The impact of the pandemic on staff recruitment and skills was immediate, with more than half (55%) having to deal with staff members sick or isolating themselves from Covid-19. Nonetheless, companies remain optimistic about the future, confident in the economic outlook for their business (79%) and their industry (77%).

As the economy changes, so do business priorities. While 12 months ago the top priority was to reduce costs (44%), now the top priorities are focused on improving profitability (67%) and productivity (62%).

However, one of the long-term impacts of the pandemic has to do with skills. Three in ten have experienced a downsizing in the past 12 months (31%) and half attribute this directly to Covid-19 (52%).

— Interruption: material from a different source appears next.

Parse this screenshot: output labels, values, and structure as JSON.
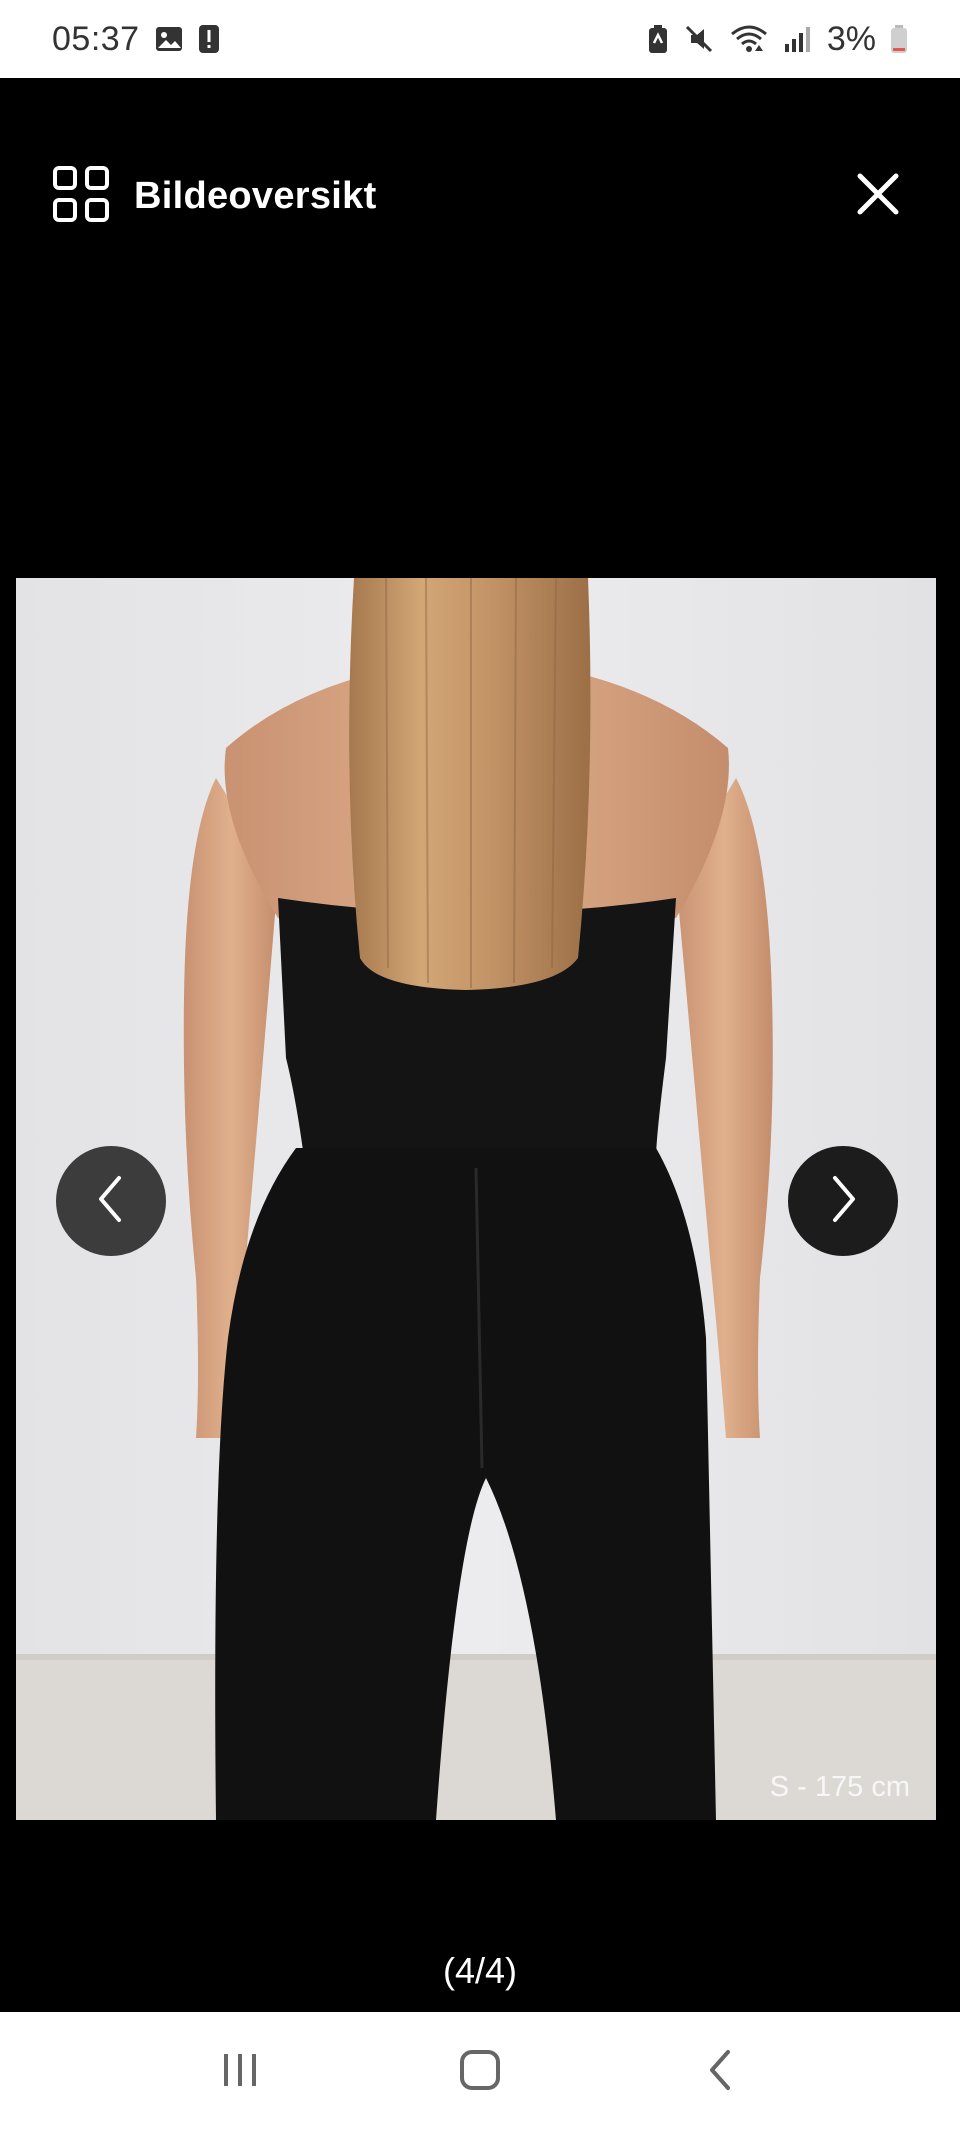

Looking ahead to the next five years, engineering employers recognize particular skill areas as important to the growth of their organization. However, whether or not they have these skills in the workforce varies widely. Design and manufacturing is recognized as a key area by 36% of respondents and most (64%) have the skills they think they need. However, energy and environmental sustainability is the second most cited area of ​​growth (35%) and only half (51%) have the skills they need.

In light of this skills gap, it’s no surprise that only half (50%) believe it is possible for their organization to be net zero by 2050, in line with the UK target.

This is the fifteenth year that the EIT has published its skills assessment. The fieldwork was conducted online with 1,039 engineering and technology employers across the UK between August 6 and September 2, 2021 by market research agency YouGov. The last skills survey with comparative data was carried out in 2020.

The IET Industry Skills and Demand 2021 report is available on the EIT website.